Beatrice Fox Auerbach’s father, Moses Fox, became president of G. Fox & Co. upon the death of his father, Gerson Fox. Like his father before him, Moses Fox was a pillar in the Hartford community. Very few materials concerning his private life have made it into our collection, probably because he was an extremely private man who shunned all personal publicity. We do, however, have some of his financial papers detailing his household expenses between 1928 and 1937 for his home on 1040 Prospect Ave in Hartford. These expense lists offer an interesting look into the private life of a man who was at once both well-known and not known.

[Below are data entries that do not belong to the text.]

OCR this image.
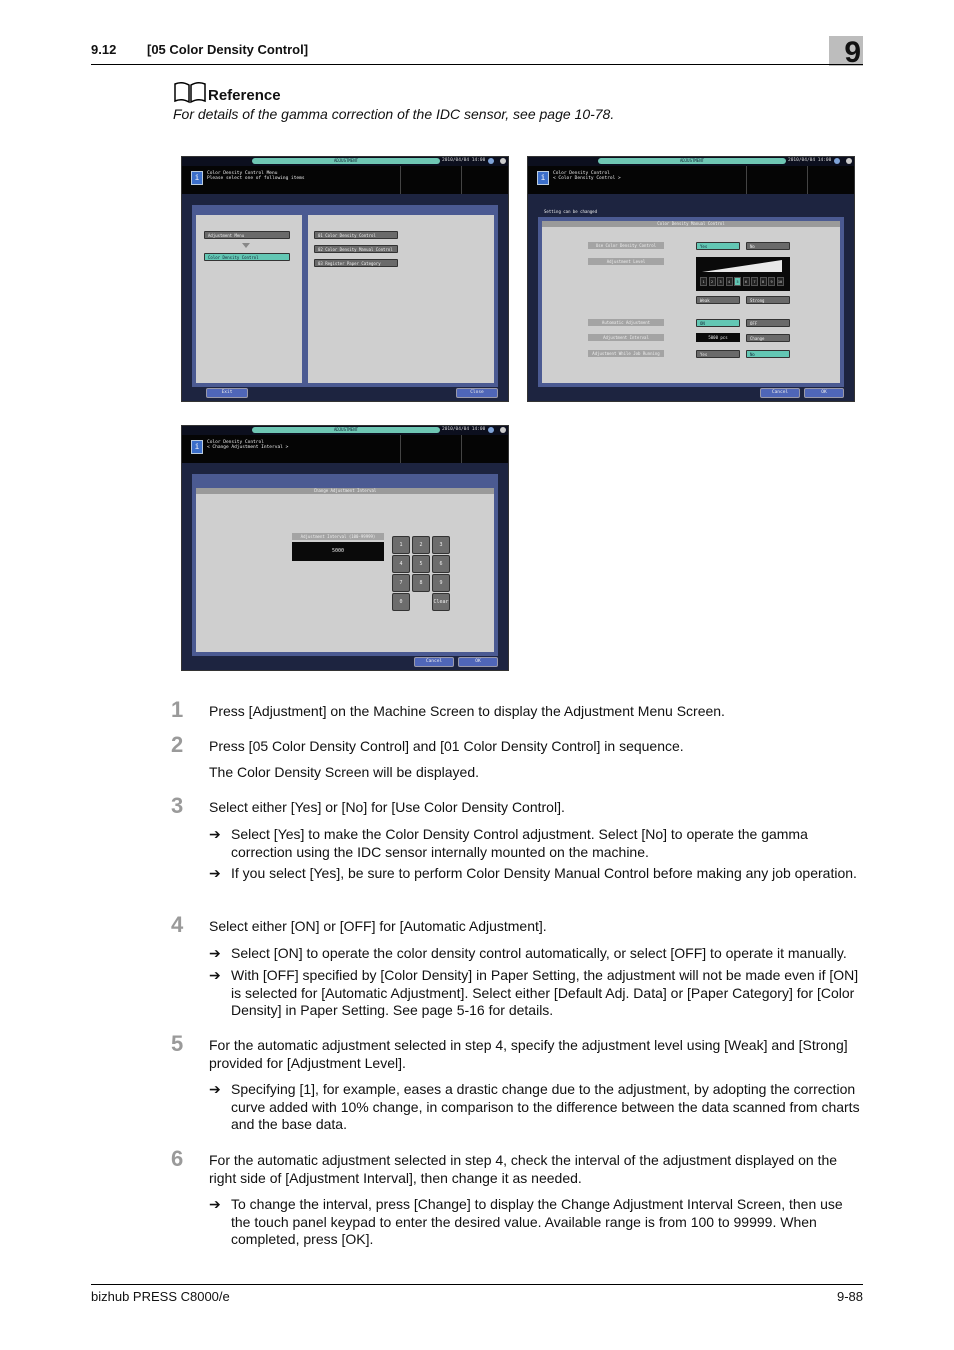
9.12 [05 Color Density Control]	9
Reference
For details of the gamma correction of the IDC sensor, see page 10-78.
ADJUSTMENT	2010/04/04 14:00
i	Color Density Control Menu
Please select one of following items
Adjustment Menu
Color Density Control
01 Color Density Control
02 Color Density Manual Control
03 Register Paper Category
Exit	Close
ADJUSTMENT	2010/04/04 14:00
i	Color Density Control
< Color Density Control >
Setting can be changed
Color Density Manual Control
Use Color Density Control	Yes	No
Adjustment Level
1	2	3	4	5	6	7	8	9	10
Weak	Strong
Automatic Adjustment	ON	OFF
Adjustment Interval	5000 pcs	Change
Adjustment While Job Running	Yes	No
Cancel	OK
ADJUSTMENT	2010/04/04 14:00
i	Color Density Control
< Change Adjustment Interval >
Change Adjustment Interval
Adjustment Interval (100-99999)
5000
1	2	3
4	5	6
7	8	9
0	Clear
Cancel	OK
1 Press [Adjustment] on the Machine Screen to display the Adjustment Menu Screen.
2 Press [05 Color Density Control] and [01 Color Density Control] in sequence.
The Color Density Screen will be displayed.
3 Select either [Yes] or [No] for [Use Color Density Control].
➔ Select [Yes] to make the Color Density Control adjustment. Select [No] to operate the gamma correction using the IDC sensor internally mounted on the machine.
➔ If you select [Yes], be sure to perform Color Density Manual Control before making any job operation.
4 Select either [ON] or [OFF] for [Automatic Adjustment].
➔ Select [ON] to operate the color density control automatically, or select [OFF] to operate it manually.
➔ With [OFF] specified by [Color Density] in Paper Setting, the adjustment will not be made even if [ON] is selected for [Automatic Adjustment]. Select either [Default Adj. Data] or [Paper Category] for [Color Density] in Paper Setting. See page 5-16 for details.
5 For the automatic adjustment selected in step 4, specify the adjustment level using [Weak] and [Strong] provided for [Adjustment Level].
➔ Specifying [1], for example, eases a drastic change due to the adjustment, by adopting the correction curve added with 10% change, in comparison to the difference between the data scanned from charts and the base data.
6 For the automatic adjustment selected in step 4, check the interval of the adjustment displayed on the right side of [Adjustment Interval], then change it as needed.
➔ To change the interval, press [Change] to display the Change Adjustment Interval Screen, then use the touch panel keypad to enter the desired value. Available range is from 100 to 99999. When completed, press [OK].
bizhub PRESS C8000/e	9-88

The household expense lists do not cover the entire period between 1928 and 1937, but do offer fragments of his financial life. Moses was somewhat meticulous with his finances. He always itemizes his expenses by month, totals each month, and then provides totals for a set number of months. At the end of the list, under the total house expense for the given months, is a listing for what half the total expenses would be. I believe he does this because he and his wife, Theresa, shared their home with Beatrice and her daughters during this time period and Beatrice would have contributed the other half of the household expenses.
A typical month in 1935 finds the household expenses totaling about $1500. Of that, about $415 a month (sometimes slightly more) is spent on domestic help and there is almost always a line item of miscellaneous totaling exactly $400. Other expenses include repairs, which are often further broken down by the type of repair like plumbing, chimney cleaning, or awnings, garden & lawn, laundry, and other usual expenses like electricity, gas, telephone, and groceries. While it may be typical of the time, I thought it was interesting that “milk” was listed separately from “groceries” and often exceeded $50 a month.
I wonder how future researchers will use these lists and if the kind and amount of expenses will tell us anything about how the Fox family was affected by the Great Depression. I find them very interesting, as well as a wonderful source of information, and sincerely hope that other people will also be interested in them. Feel free to stop by the CHS and check them out!